The Wife. Tired? Not so much, maybe resigned and accepting is a better term. My marriage has been totally one way. Everyone knows it, even my wife.
I've been implementing DB for years....for YEARS! and it hasn't changed things. I've never forgotten the lessons. I still have the book. I will read it again and look into those ideas you all have suggested.
Other men possible you say? I know not on a physical level. I can read my wife like a book. She wears guild on her sleeve when she hides something. I'm sure on that. However, there are a few men she works with (at her work) she thinks are funny and nice etc, and perhaps she sees alternatives and it brings her to question. I suppose if you were in a state of sadness to begin with it could make your heart and mind wander. Perhaps this is a factor., but it may be a side-effect.

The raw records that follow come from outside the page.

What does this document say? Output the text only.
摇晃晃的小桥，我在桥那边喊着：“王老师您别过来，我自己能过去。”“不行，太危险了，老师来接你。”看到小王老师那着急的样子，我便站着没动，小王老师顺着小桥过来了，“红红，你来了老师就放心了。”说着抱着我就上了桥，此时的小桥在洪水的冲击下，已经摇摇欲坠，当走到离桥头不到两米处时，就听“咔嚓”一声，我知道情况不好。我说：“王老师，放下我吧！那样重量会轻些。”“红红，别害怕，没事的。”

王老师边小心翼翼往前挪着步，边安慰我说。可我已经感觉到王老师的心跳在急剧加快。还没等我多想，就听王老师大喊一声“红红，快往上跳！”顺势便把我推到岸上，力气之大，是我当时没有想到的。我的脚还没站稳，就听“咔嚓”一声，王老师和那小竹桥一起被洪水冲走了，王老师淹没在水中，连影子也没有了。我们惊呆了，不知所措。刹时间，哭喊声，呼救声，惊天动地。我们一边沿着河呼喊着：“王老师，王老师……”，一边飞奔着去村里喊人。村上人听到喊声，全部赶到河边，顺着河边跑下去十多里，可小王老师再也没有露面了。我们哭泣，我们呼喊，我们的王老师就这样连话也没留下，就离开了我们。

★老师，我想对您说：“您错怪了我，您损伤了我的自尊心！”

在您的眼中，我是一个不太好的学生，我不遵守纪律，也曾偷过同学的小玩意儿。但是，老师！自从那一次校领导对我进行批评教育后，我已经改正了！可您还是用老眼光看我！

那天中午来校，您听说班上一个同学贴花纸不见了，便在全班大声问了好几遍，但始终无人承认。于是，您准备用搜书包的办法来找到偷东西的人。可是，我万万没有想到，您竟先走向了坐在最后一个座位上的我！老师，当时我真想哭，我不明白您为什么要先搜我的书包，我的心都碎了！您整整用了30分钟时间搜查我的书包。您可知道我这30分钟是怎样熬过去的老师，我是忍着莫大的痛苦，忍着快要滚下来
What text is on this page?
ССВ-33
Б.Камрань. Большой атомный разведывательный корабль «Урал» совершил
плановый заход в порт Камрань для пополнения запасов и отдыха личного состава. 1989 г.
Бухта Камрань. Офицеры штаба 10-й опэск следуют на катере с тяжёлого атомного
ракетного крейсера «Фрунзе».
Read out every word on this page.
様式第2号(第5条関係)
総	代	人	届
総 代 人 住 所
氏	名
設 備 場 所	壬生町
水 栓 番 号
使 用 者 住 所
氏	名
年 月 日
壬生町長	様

Smileys, very eloquent post, thank you. Your thoughts are mine it seems. At what point do you throw in the towel or get another indeed? Eight years + of lovelessness wears hard on a person. I fight for my kids.
Just wanted to clarify that when my wife said she wanted 'space' last week i interpreted it to be more independence (her lack of was perceived and i told her so) and no physical or emotional transaction. I will comply only because to do is to detach. Its not a difficult thing for me to do as i felt it was being done. It was more for my wifes frame of mind that she know this was our 'deal'. She has been outwardly happier since then go figure and i wonder this time if she is insulating herself for whats to come. I have moved beyond worrying about it and will do things for myself and the kids.